The Mon River Towns Program, along with the National Road Heritage Corridor in Uniontown, has joined with the Touchstone Center for Crafts in launching the initiative to place “meaningful public art” in river towns in Allegheny, Washington, Westmoreland, Fayette and Greene counties. The program has several thousand dollars to help launch the public art effort, said Cathy McCollom, director of the nonprofit program.
“We are always talking about connecting communities with the river and history. When it all comes together in public art, that’s great,” McCollom said.
The river towns program focuses on the river as an asset to attract visitors and businesses, promoting tourism and economic development.
“The goal is to repurpose unused and abandoned properties — using art and artists to stoke the economic fires that have been ignited in those communities,” said Donna Holdorf, executive director of the heritage corridor. The nonprofit promotes the historic, cultural, scenic and recreational resources and potential of communities as a tourism destination.
“Public art is intended to start a conversation within a community and usually invites a collaboration of some sort between the artist and the viewers/participants. Often it engages with a particular location or subject, although sometimes it is purely meant to beautify and/or activate a locale,” said Judith H. O’Toole, the Richard M. Scaife Director/CEO of the Westmoreland Museum of American Art in Greensburg.
Public art is created to engage the public “with art in their own arena, outside the walls of a museum, with the hope that it will draw them closer to art in their own lives and entice them to be more aware of the benefits of creativity and imagination,” O’Toole added.
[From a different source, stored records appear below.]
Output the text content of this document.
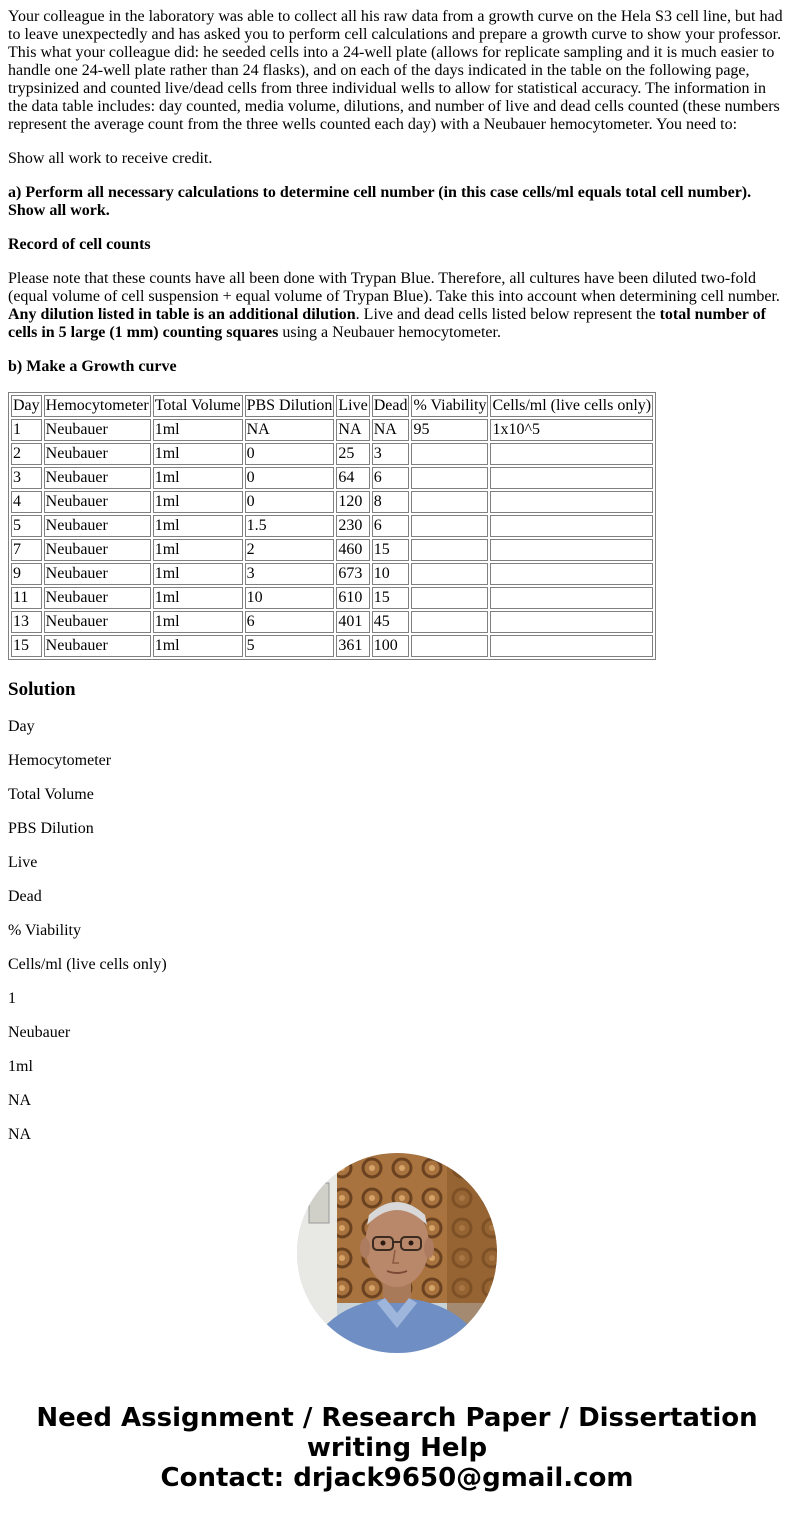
Your colleague in the laboratory was able to collect all his raw data from a growth curve on the Hela S3 cell line, but had to leave unexpectedly and has asked you to perform cell calculations and prepare a growth curve to show your professor. This what your colleague did: he seeded cells into a 24-well plate (allows for replicate sampling and it is much easier to handle one 24-well plate rather than 24 flasks), and on each of the days indicated in the table on the following page, trypsinized and counted live/dead cells from three individual wells to allow for statistical accuracy. The information in the data table includes: day counted, media volume, dilutions, and number of live and dead cells counted (these numbers represent the average count from the three wells counted each day) with a Neubauer hemocytometer. You need to:

Show all work to receive credit.

a) Perform all necessary calculations to determine cell number (in this case cells/ml equals total cell number). Show all work.

Record of cell counts

Please note that these counts have all been done with Trypan Blue. Therefore, all cultures have been diluted two-fold (equal volume of cell suspension + equal volume of Trypan Blue). Take this into account when determining cell number. Any dilution listed in table is an additional dilution. Live and dead cells listed below represent the total number of cells in 5 large (1 mm) counting squares using a Neubauer hemocytometer.

b) Make a Growth curve

Day	Hemocytometer	Total Volume	PBS Dilution	Live	Dead	% Viability	Cells/ml (live cells only)
1	Neubauer	1ml	NA	NA	NA	95	1x10^5
2	Neubauer	1ml	0	25	3		
3	Neubauer	1ml	0	64	6		
4	Neubauer	1ml	0	120	8		
5	Neubauer	1ml	1.5	230	6		
7	Neubauer	1ml	2	460	15		
9	Neubauer	1ml	3	673	10		
11	Neubauer	1ml	10	610	15		
13	Neubauer	1ml	6	401	45		
15	Neubauer	1ml	5	361	100		
Solution

Day

Hemocytometer

Total Volume

PBS Dilution

Live

Dead

% Viability

Cells/ml (live cells only)

1

Neubauer

1ml

NA

NA

Need Assignment / Research Paper / Dissertation writing Help
Contact: drjack9650@gmail.com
An example of public art can be seen at Monongahela’s riverside Aquatorium, a gathering spot and the site of many activities, including riverfront concerts held on summer Saturdays.
Touchstone’s residential artists and staff and about 60 students created a piece of public art that reflected the city’s history — a mosaic of a railroad train chugging alongside a river. They used metal and clay and finished the project in ceramic, sheet glass and glass tiles, said Dean Simpson, a spokesman for Touchstone.
“The meaningful public art installation will be shared with community residents and visitors for years,” said Claudia Williams, the Aquatorium’s director.
That artwork in Monongahela shows that “you can make a career out of (producing public art),” Simpson said. “We’re hoping to make more public art, like murals, in the spring.”